For well over a decade, Nigel Farage was the face of Britain’s eurosceptic movement and, as such, of the entire eurosceptic movement in Europe. Although he failed to win a seat for himself in the British Parliament, he did guide UKIP to great election victories in elections for the European Parliament. And, of course, he was vital in a) bringing about a referendum on Brexit and b) making sure the Leave campaign won.
Last year, Farage stepped down as UKIP’s leader. His absence caused a leadership struggle in the party. In the end, it was UKIP MEP Paul Nuttall who was selected to lead UKIP heading into the British elections. The results were a disaster: the party was wiped out.
As a result, Nuttall resigned. Candidates to succeed him have until the end of July to throw their hat in the ring.
Many people have been lobbying Farage to come back. I know I have. There are few politicians — if any — in Britain with his charisma and leadership abilities. Sure, the man has also failed on numerous occasions, but overall, UKIP couldn’t possibly wish for a better leader. Sadly, Farage has announced that he’s not interested in the job:
While many have been lobbying me and urging me to come back, I have decided that this would not be the right thing to do and I will not be standing. While I remain a strong supporter of the party and think there is a real chance in two years that Ukip may be more relevant than ever, the party itself needs serious reforms.

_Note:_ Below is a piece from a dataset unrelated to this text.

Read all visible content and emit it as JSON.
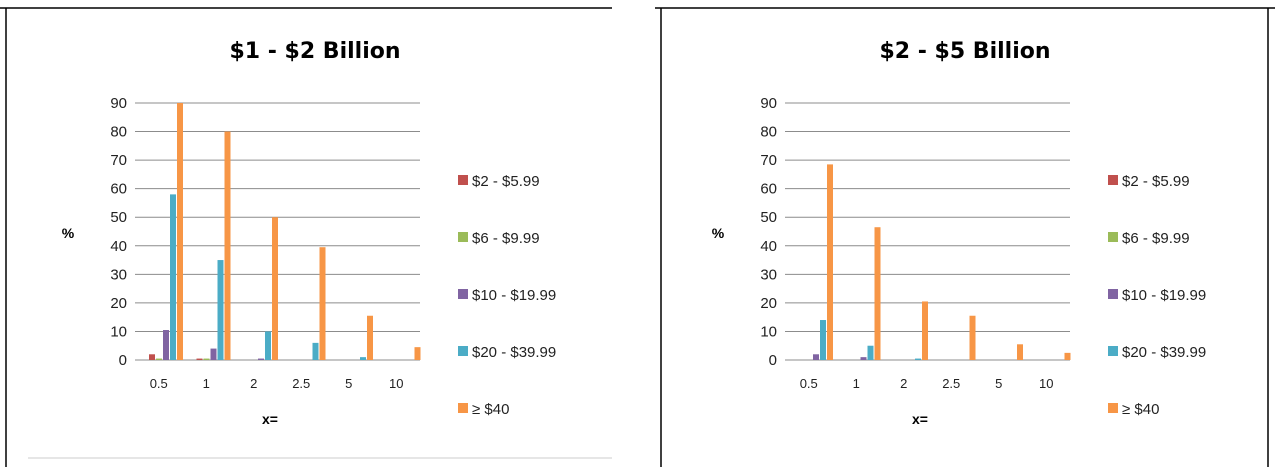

Farage’s main problem is that UKIP is run by an elected National Executive Committee (NEC). This body is, sadly, occupied by rank amateurs. They’re passionate and enthusiastic, but they have no idea how to run campaigns, play the media, or raise money. As the leader, Farage felt that this governing body of the party was holding him back. “Time and again I was outvoted on important decisions and could not take the party in the direction I wanted,” he writes. He concludes:
The thought of going back to a job I may not be allowed to do, if, again, I’m held back by totally unqualified people is not something I’m prepared to contemplate. I hope the new leader takes on the battle for major constitutional change or the party will return to being an amateur shambles.
Although political watchers can sympathize with Farage, he leaves behind a party that’s in shambles and that desperately needs a leader — a leader like Farage. Sadly, if the man himself doesn’t step up to the plate, there’s nobody with his gravitas to replace him. Nuttall tried but failed. His successor will undoubtedly suffer the same fate. There’s nobody else in UKIP with Farage’s political acumen and charisma.
And that means that the end of UKIP as a political player is in sight, which would be a terrible loss not only for Britain itself but also for the rest of Europe, which desperately needs eurosceptic parties — parties that put Brussels’ feet to the fire and warn the citizenry about the secret power grabs of the European elites.